There is a good deal of academic disagreement over the Bergsten analysis. Helmut Reisen, head of research at the OECD Development Center, part of the Organization for Economic Cooperation and Development, wrote in April that “it is far from assured” that an appreciation of the yuan would influence current account balances.
He added, “There is a clear political focus on the bilateral U.S.-Chinese trade balance, but bilateral imbalances are of no economic interest -- there are more than two countries in the world.”
Ripple Effects
Philip Levy, my colleague at the American Enterprise Institute, shares this view. The ripple effects throughout the trading world of a more flexible yuan could be enormous, diluting the specific impact on any one country, even if that country is the U.S.
If we buy fewer imports from China, we might just buy more from some other country. A sign that this effect might be important, Levy argues, is that even while Chinese imports into the U.S. have been surging, total Asian imports have been roughly constant.

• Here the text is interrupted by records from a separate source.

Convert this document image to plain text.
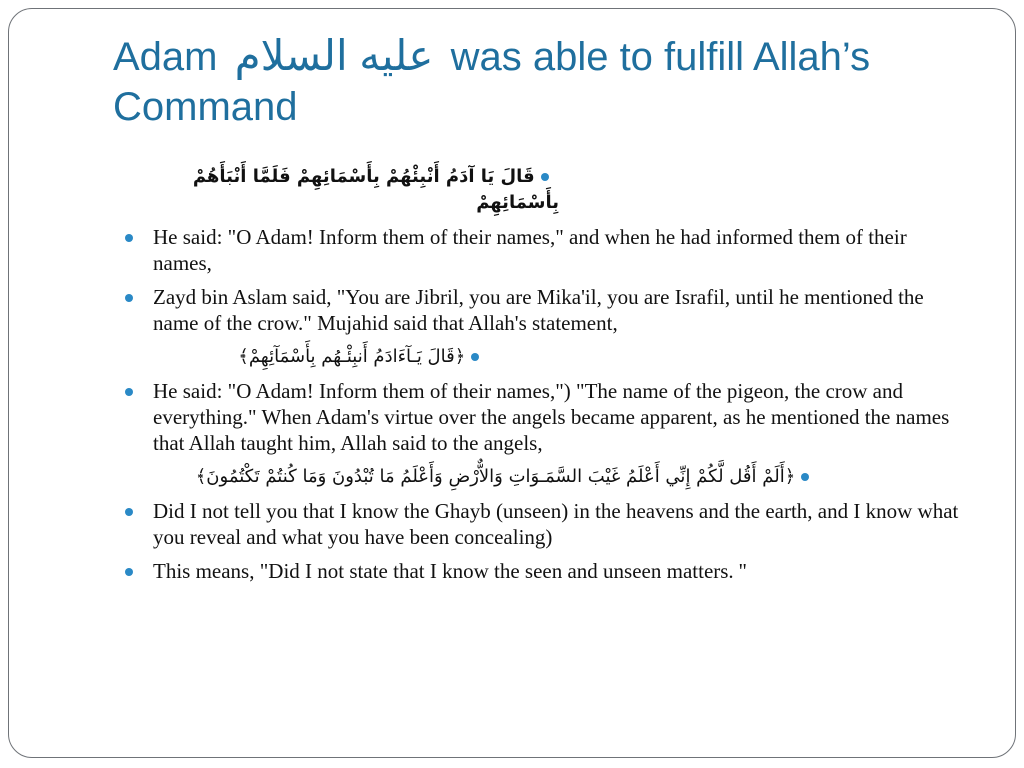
Adam عليه السلام was able to fulfill Allah’s Command
قَالَ يَا آدَمُ أَنْبِئْهُمْ بِأَسْمَائِهِمْ فَلَمَّا أَنْبَأَهُمْ بِأَسْمَائِهِمْ
He said: "O Adam! Inform them of their names," and when he had informed them of their names,
Zayd bin Aslam said, "You are Jibril, you are Mika'il, you are Israfil, until he mentioned the name of the crow." Mujahid said that Allah's statement,
﴿قَالَ يَـآءَادَمُ أَنبِئْـهُم بِأَسْمَآئِهِمْ﴾
He said: "O Adam! Inform them of their names,") "The name of the pigeon, the crow and everything." When Adam's virtue over the angels became apparent, as he mentioned the names that Allah taught him, Allah said to the angels,
﴿أَلَمْ أَقُل لَّكُمْ إِنِّي أَعْلَمُ غَيْبَ السَّمَـوَاتِ وَالاٌّرْضِ وَأَعْلَمُ مَا تُبْدُونَ وَمَا كُنتُمْ تَكْتُمُونَ﴾
Did I not tell you that I know the Ghayb (unseen) in the heavens and the earth, and I know what you reveal and what you have been concealing)
This means, "Did I not state that I know the seen and unseen matters. ''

This suggests that at least part of the impact of a change in Chinese currency policy would be a tweak in U.S. trade with Malaysia or Japan.
Economist Ray Fair of Yale University attempted to account for ripple effects in a paper that analyzed the macroeconomic impact of Chinese revaluation.
“The estimated effects on U.S. output and employment are modest,” he wrote. “Positive effects on U.S. output from a decrease in imports from China are offset by negative effects on U.S. output from increased inflation and from a decrease in U.S. exports to China because of a Chinese contraction.”
History as Guide
History also is a guide. If changes in the exchange rate are truly a big deal, then the U.S. trade deficit with China should have decreased during the Chinese currency appreciation from 2005 to 2008. Instead, it grew.
Then there’s the question of scale.
Assume that starting in August 2008, when China’s last revaluation ended, U.S. imports from China started tracking those of Japan, another big Asian trading partner of the U.S. that does let its currency float. Under that scenario, imports from China this year would have been about $27 billion lower. In a $14 trillion economy, that is hardly enough to have much of an impact on jobs, especially if imports from other countries increase.
Economic policies with uncertain benefits can be defensible if they carry no cost. Bashing China has real costs: It might cause a trade war reminiscent of the one that put the world economy into a death spiral in the 1930s. And it definitely distracts attention from the need for government policies that directly help the U.S. economy and those looking for jobs.
So isn’t it time we left China alone?
(Kevin Hassett, director of economic-policy studies at the American Enterprise Institute, is a Bloomberg News columnist. He was an adviser to Republican Senator John McCain in the 2008 presidential election. The opinions expressed are his own.)